Sempre quis aprender com quem se importa mais com o que dizer do que como dizer nas letras. Logo, acrescentei isso a mim quanto a criar. Explorei bastante isso, a ponto de fazer parte de como minhas letras saem, junto a outras coisas que me chamavam atenção. Por exemplo: esquema de rimas.

O que acha da cena hip-hop brasileira atual?
Tem muitos artistas talentosos, e esses estão caminhando juntos, do lado, somando, conquistando aos poucos. O certo é o certo, é certo que há de se colher o que planta.

Está mais fácil ser rapper atualmente?
Depende de muita coisa. Tem muito valor que não pode ser esquecido no hip-hop. Acho que pra quem não se preocupa ou se atenta à esses valores, tradicionais até, tá fácil. Porém, felizmente hoje tem mais recursos. Me identifico com quem os usa em prol de algo maior que nós.

Há alguma mensagem que deva ser transmitida pelo rap atual?
Não sei de uma em específico. Sei que tudo exige um esforço na caminhada. Cada um vem com sua bagagem, essa que vira a visão que cada um(a) passa nas letras e na conduta. É o mais importante.

O que os Racionais MC's representam pra você?
Representam muita coisa. É muita ideia quente passada, né? Nesses 25 anos e desde o início. Os Racionais mostraram coisa o suficiente a ponto de nós mesmos começarmos a fazer a nossa, agregar positivamente na caminhada da cena.

Ainda há espaço para um rap como os Racionais fizeram até 12 anos atrás [ano de lançamento de "Nada Como um Dia Após o Outro Dia"]?
Por enquanto se faz sim necessário que seja passada bastante visão orgânica igual à desse disco. Ainda mais que comunica dessa forma, tão contemporânea, sem se desconectar da raiz da tradição do rap em si. Tem quem tenha feito, mesmo sem o mesmo alcance. Mas tem, felizmente. A luta segue.

O que você sonhava quando começou? E o que você sonha agora?
Quando comecei, novão, imaturo, sonhava sozinho com algo que até já conquistei: reconhecimento. Independente de mínimo ou máximo, existe. Diante a minha concepção de o que é sucesso, tô firmão. Agora eu me vejo como portal de uma realidade que está bem além de mim/nós. Exige no mínimo maturidade de verdade.

O que te angustiava no começo? E o que te angustia agora?
Não ter como fazer com que escutassem minha música. Era bem egoico, pessoal mesmo –eu era novão. A cota hoje é passar pra frente o que quero que passem pra mim/nós. Somar pelo certo, assim não sobra angústia.

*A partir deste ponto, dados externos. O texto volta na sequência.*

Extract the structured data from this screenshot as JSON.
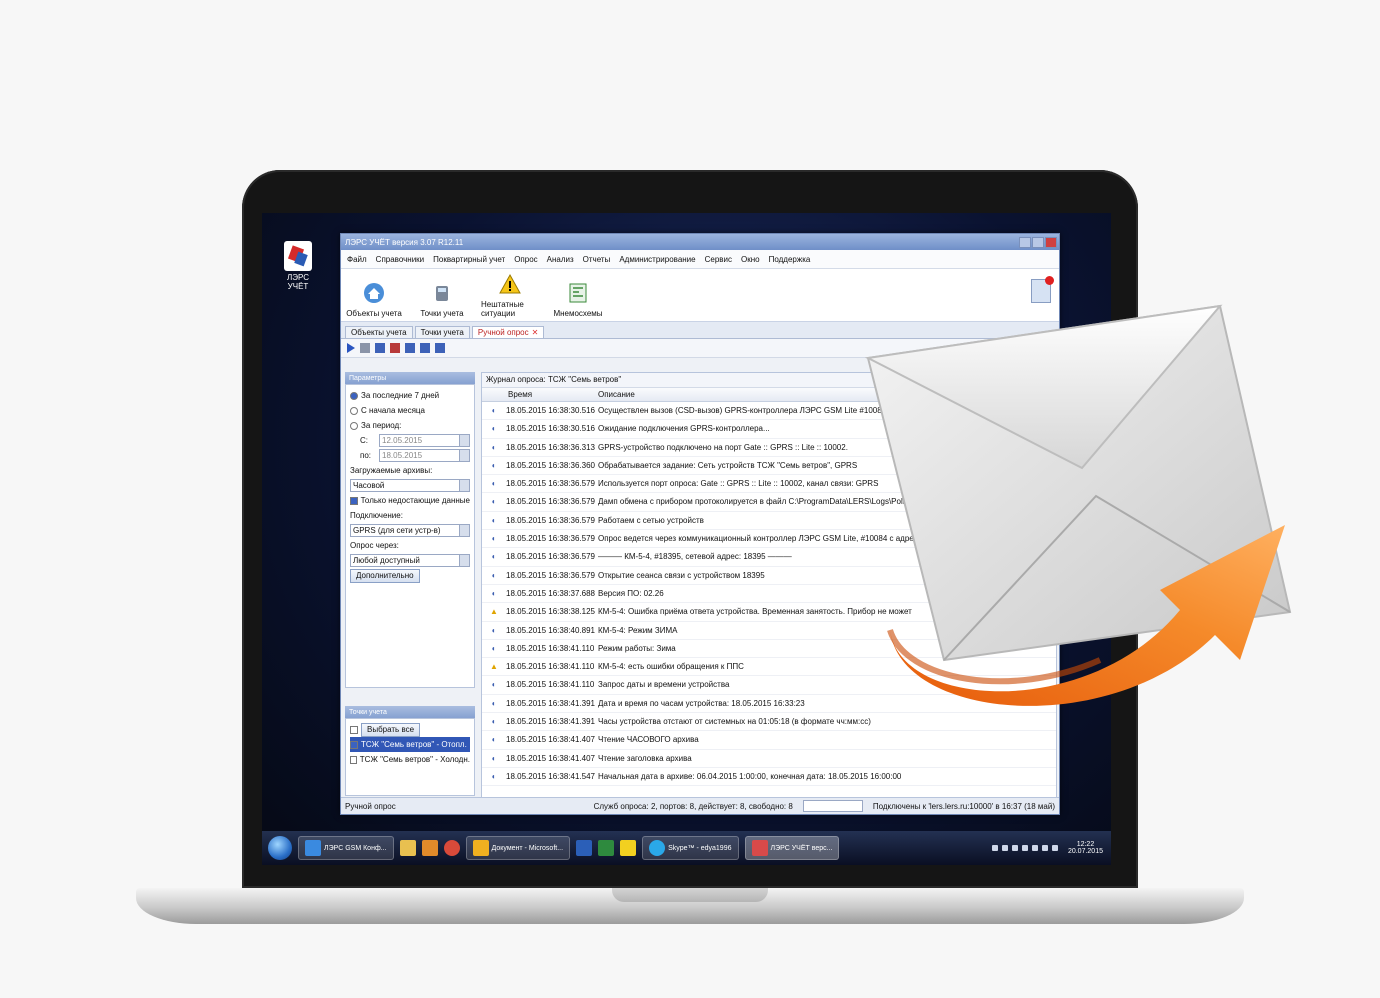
{
  "window": {
    "title": "ЛЭРС УЧЁТ версия 3.07 R12.11",
    "menu": [
      "Файл",
      "Справочники",
      "Поквартирный учет",
      "Опрос",
      "Анализ",
      "Отчеты",
      "Администрирование",
      "Сервис",
      "Окно",
      "Поддержка"
    ]
  },
  "toolbar": {
    "buttons": [
      {
        "label": "Объекты учета",
        "icon": "home-icon"
      },
      {
        "label": "Точки учета",
        "icon": "meter-icon"
      },
      {
        "label": "Нештатные ситуации",
        "icon": "warning-icon"
      },
      {
        "label": "Мнемосхемы",
        "icon": "diagram-icon"
      }
    ]
  },
  "tabs": [
    "Объекты учета",
    "Точки учета",
    "Ручной опрос"
  ],
  "params": {
    "header": "Параметры",
    "r1": "За последние 7 дней",
    "r2": "С начала месяца",
    "r3": "За период:",
    "from_label": "С:",
    "from_value": "12.05.2015",
    "to_label": "по:",
    "to_value": "18.05.2015",
    "archives_label": "Загружаемые архивы:",
    "archives_value": "Часовой",
    "missing_only": "Только недостающие данные",
    "connection_label": "Подключение:",
    "connection_value": "GPRS (для сети устр-в)",
    "via_label": "Опрос через:",
    "via_value": "Любой доступный",
    "more_button": "Дополнительно"
  },
  "points": {
    "header": "Точки учета",
    "select_all": "Выбрать все",
    "items": [
      "ТСЖ \"Семь ветров\" - Отопл.",
      "ТСЖ \"Семь ветров\" - Холодн."
    ]
  },
  "journal": {
    "title": "Журнал опроса: ТСЖ \"Семь ветров\"",
    "col_time": "Время",
    "col_desc": "Описание",
    "rows": [
      {
        "w": false,
        "time": "18.05.2015 16:38:30.516",
        "desc": "Осуществлен вызов (CSD-вызов) GPRS-контроллера ЛЭРС GSM Lite #10084 по"
      },
      {
        "w": false,
        "time": "18.05.2015 16:38:30.516",
        "desc": "Ожидание подключения GPRS-контроллера..."
      },
      {
        "w": false,
        "time": "18.05.2015 16:38:36.313",
        "desc": "GPRS-устройство подключено на порт Gate :: GPRS :: Lite :: 10002."
      },
      {
        "w": false,
        "time": "18.05.2015 16:38:36.360",
        "desc": "Обрабатывается задание: Сеть устройств ТСЖ \"Семь ветров\", GPRS"
      },
      {
        "w": false,
        "time": "18.05.2015 16:38:36.579",
        "desc": "Используется порт опроса: Gate :: GPRS :: Lite :: 10002, канал связи: GPRS"
      },
      {
        "w": false,
        "time": "18.05.2015 16:38:36.579",
        "desc": "Дамп обмена с прибором протоколируется в файл C:\\ProgramData\\LERS\\Logs\\PollService\\dump.Gate___GPRS___Lite___10002(172)"
      },
      {
        "w": false,
        "time": "18.05.2015 16:38:36.579",
        "desc": "Работаем с сетью устройств"
      },
      {
        "w": false,
        "time": "18.05.2015 16:38:36.579",
        "desc": "Опрос ведется через коммуникационный контроллер ЛЭРС GSM Lite, #10084 с адре"
      },
      {
        "w": false,
        "time": "18.05.2015 16:38:36.579",
        "desc": "——— КМ-5-4, #18395, сетевой адрес: 18395 ———"
      },
      {
        "w": false,
        "time": "18.05.2015 16:38:36.579",
        "desc": "Открытие сеанса связи с устройством 18395"
      },
      {
        "w": false,
        "time": "18.05.2015 16:38:37.688",
        "desc": "Версия ПО: 02.26"
      },
      {
        "w": true,
        "time": "18.05.2015 16:38:38.125",
        "desc": "КМ-5-4: Ошибка приёма ответа устройства. Временная занятость. Прибор не может"
      },
      {
        "w": false,
        "time": "18.05.2015 16:38:40.891",
        "desc": "КМ-5-4: Режим ЗИМА"
      },
      {
        "w": false,
        "time": "18.05.2015 16:38:41.110",
        "desc": "Режим работы: Зима"
      },
      {
        "w": true,
        "time": "18.05.2015 16:38:41.110",
        "desc": "КМ-5-4: есть ошибки обращения к ППС"
      },
      {
        "w": false,
        "time": "18.05.2015 16:38:41.110",
        "desc": "Запрос даты и времени устройства"
      },
      {
        "w": false,
        "time": "18.05.2015 16:38:41.391",
        "desc": "Дата и время по часам устройства: 18.05.2015 16:33:23"
      },
      {
        "w": false,
        "time": "18.05.2015 16:38:41.391",
        "desc": "Часы устройства отстают от системных на 01:05:18 (в формате чч:мм:сс)"
      },
      {
        "w": false,
        "time": "18.05.2015 16:38:41.407",
        "desc": "Чтение ЧАСОВОГО архива"
      },
      {
        "w": false,
        "time": "18.05.2015 16:38:41.407",
        "desc": "Чтение заголовка архива"
      },
      {
        "w": false,
        "time": "18.05.2015 16:38:41.547",
        "desc": "Начальная дата в архиве: 06.04.2015 1:00:00, конечная дата: 18.05.2015 16:00:00"
      }
    ]
  },
  "status": {
    "left": "Ручной опрос",
    "middle": "Служб опроса: 2, портов: 8, действует: 8, свободно: 8",
    "right": "Подключены к 'lers.lers.ru:10000' в 16:37 (18 май)"
  },
  "desktop": {
    "icon_label": "ЛЭРС УЧЁТ"
  },
  "taskbar": {
    "apps": [
      "ЛЭРС GSM Конф...",
      "Документ - Microsoft...",
      "Skype™ - edya1996",
      "ЛЭРС УЧЁТ верс..."
    ],
    "time": "12:22",
    "date": "20.07.2015"
  },
  "colors": {
    "accent": "#f07a1a",
    "window_title": "#6f8fc8",
    "selection": "#3157b6"
  }
}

De onde tem saído os novos MCs?
Quando eu recomecei, em 2009, percebi que as batalhas de MC's viraram um grande berço. Percebo que ainda são, elas e os eventos que acontecem. Mas não acho que tem um lugar específico também. O hip-hop é tocante mesmo.

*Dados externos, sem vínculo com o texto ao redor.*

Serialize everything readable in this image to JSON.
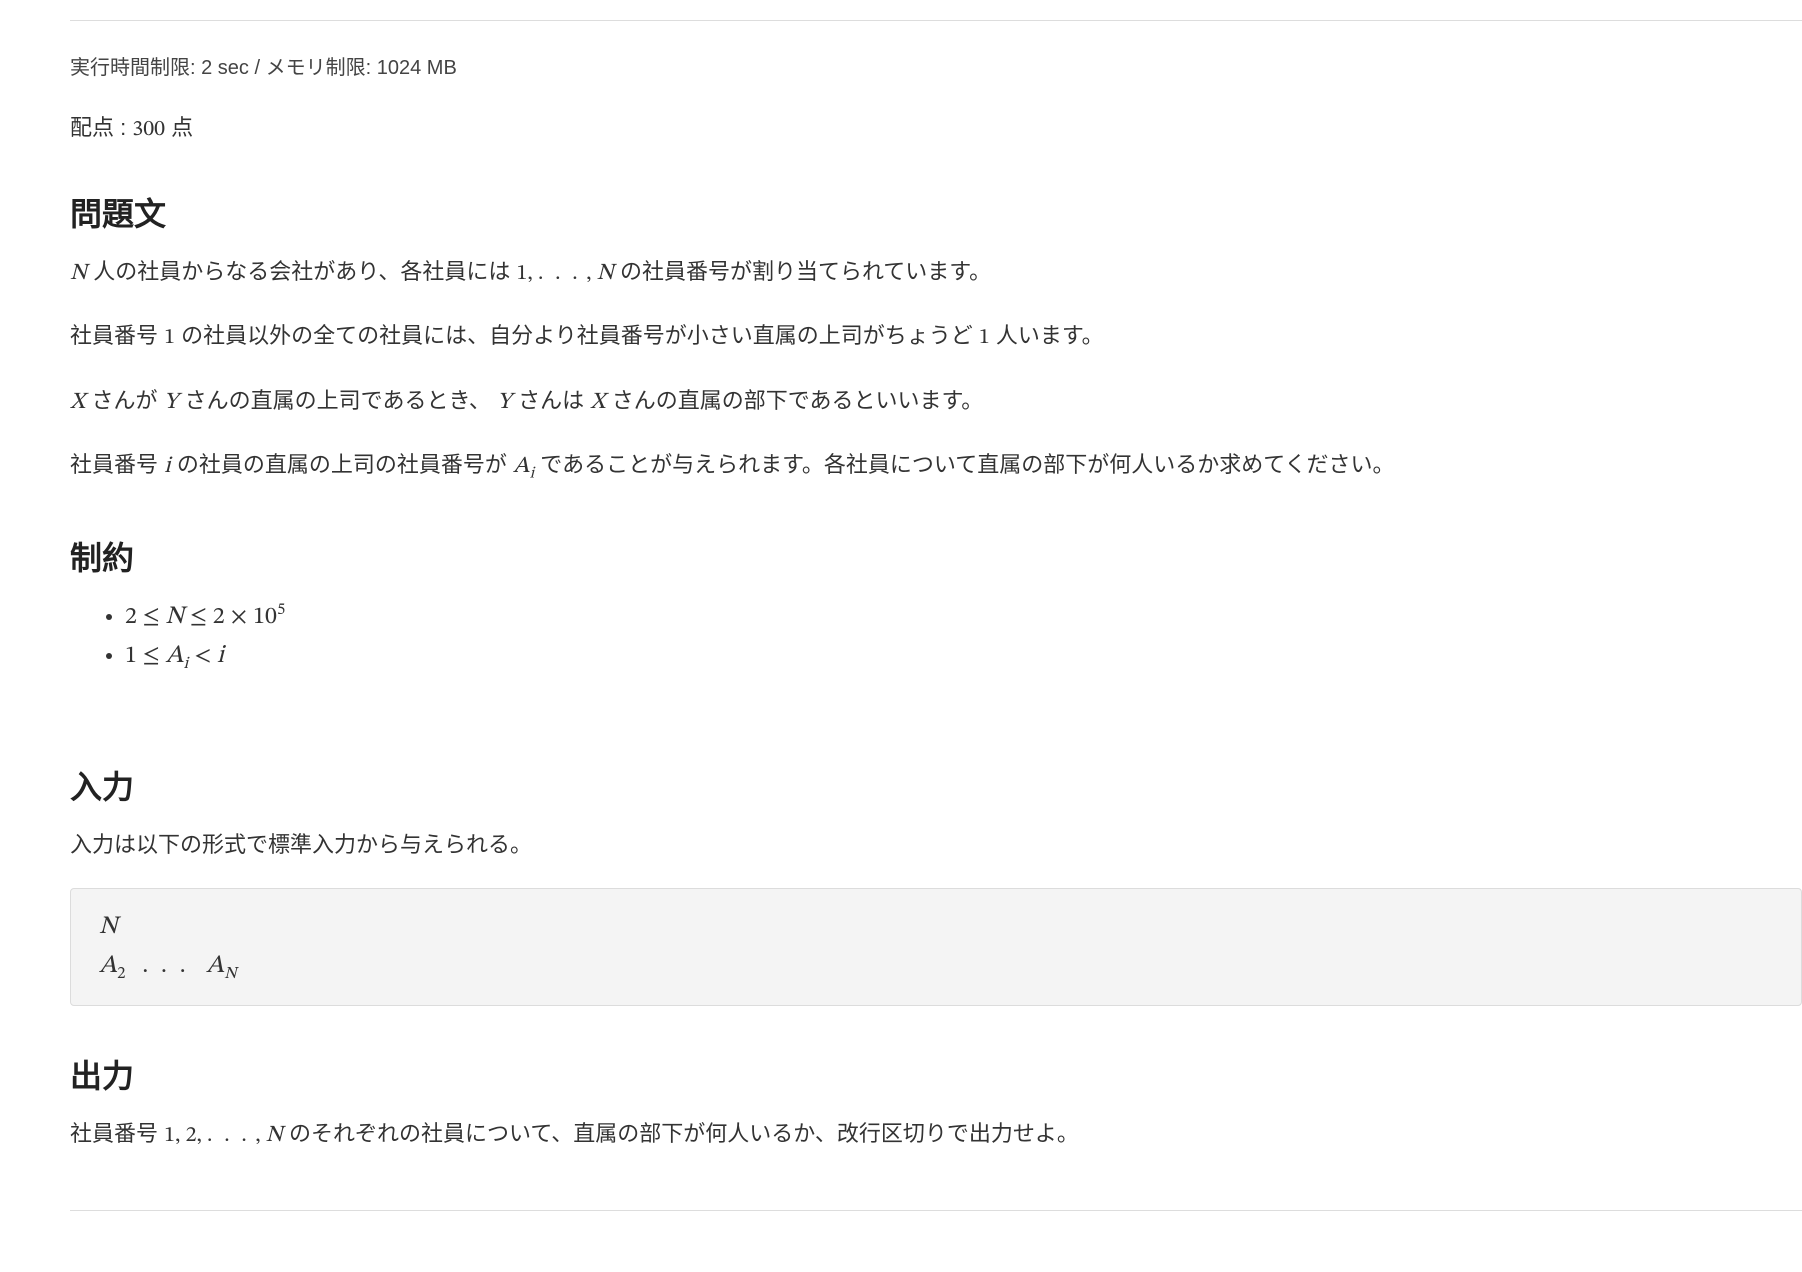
{
  "limits": {
    "time_label": "実行時間制限:",
    "time_value": "2 sec",
    "sep": "/",
    "memory_label": "メモリ制限:",
    "memory_value": "1024 MB"
  },
  "score": {
    "label_prefix": "配点 :",
    "value": "300",
    "label_suffix": " 点"
  },
  "sections": {
    "problem": {
      "heading": "問題文",
      "p1_a": " 人の社員からなる会社があり、各社員には ",
      "p1_b": " の社員番号が割り当てられています。",
      "p2_a": "社員番号 ",
      "p2_b": " の社員以外の全ての社員には、自分より社員番号が小さい直属の上司がちょうど ",
      "p2_c": " 人います。",
      "p3_a": " さんが ",
      "p3_b": " さんの直属の上司であるとき、",
      "p3_c": " さんは ",
      "p3_d": " さんの直属の部下であるといいます。",
      "p4_a": "社員番号 ",
      "p4_b": " の社員の直属の上司の社員番号が ",
      "p4_c": " であることが与えられます。各社員について直属の部下が何人いるか求めてください。"
    },
    "constraints": {
      "heading": "制約",
      "c1": "2 ≤ N ≤ 2 × 10^5",
      "c2": "1 ≤ A_i < i"
    },
    "input": {
      "heading": "入力",
      "desc": "入力は以下の形式で標準入力から与えられる。"
    },
    "output": {
      "heading": "出力",
      "desc_a": "社員番号 ",
      "desc_b": " のそれぞれの社員について、直属の部下が何人いるか、改行区切りで出力せよ。"
    }
  },
  "math": {
    "N": "N",
    "one": "1",
    "X": "X",
    "Y": "Y",
    "i": "i",
    "A": "A",
    "two": "2",
    "leq": "≤",
    "lt": "<",
    "times": "×",
    "ten": "10",
    "five": "5",
    "ldots": ". . .",
    "comma_ldots": "1, . . . , N",
    "seq_12N": "1, 2, . . . , N"
  }
}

Como você descreve a cena do hip-hop brasileiro 25 anos depois do surgimento do Racionais MCs?
Felizmente tem muita gente se dedicando a fazer o hip-hop crescer e se fortificar cada vez mais. Geralmente a gente dá mais atenção ao rap que ao hip-hop em si. Acho que isso fragmenta um pouco, logo eu vejo que falta um pouco mais de tratamento pro hip-hop como um todo.

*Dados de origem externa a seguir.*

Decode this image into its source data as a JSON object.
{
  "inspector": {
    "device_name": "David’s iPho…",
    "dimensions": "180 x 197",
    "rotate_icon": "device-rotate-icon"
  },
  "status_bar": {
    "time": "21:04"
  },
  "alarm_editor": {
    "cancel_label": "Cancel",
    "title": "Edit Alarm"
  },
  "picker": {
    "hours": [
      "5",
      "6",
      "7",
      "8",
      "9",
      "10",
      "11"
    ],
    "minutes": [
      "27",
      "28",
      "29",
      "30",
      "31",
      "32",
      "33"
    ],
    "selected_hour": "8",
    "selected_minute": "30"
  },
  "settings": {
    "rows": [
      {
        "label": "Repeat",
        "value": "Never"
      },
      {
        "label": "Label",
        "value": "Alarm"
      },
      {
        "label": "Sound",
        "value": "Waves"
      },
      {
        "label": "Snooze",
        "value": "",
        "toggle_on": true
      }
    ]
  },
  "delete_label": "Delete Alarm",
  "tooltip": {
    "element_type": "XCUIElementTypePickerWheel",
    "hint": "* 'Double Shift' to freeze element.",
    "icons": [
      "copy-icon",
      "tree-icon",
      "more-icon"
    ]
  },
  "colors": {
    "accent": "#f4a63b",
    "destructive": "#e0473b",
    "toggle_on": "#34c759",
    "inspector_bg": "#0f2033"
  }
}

O que de mais importante aconteceu na cena do rap nos últimos tempos –por exemplo esses 12 anos em que os Racionais não lançavam CD?
Muita coisa importante aconteceu, não sei nivelar. Muita coisa que muita gente não viu, mas aconteceu. Acho muito positivo o que percebo no sentido de a gente estar se descobrindo criativamente cada vez mais. Sempre tivemos o rap norte-americano como referência, e eu percebo que temos no mínimo tanto potencial quanto. A cara é continuar aproveitando da melhor forma possível tudo o que se fez recurso, e as mulheres somando cada vez mais, a gente se precisa. Paz.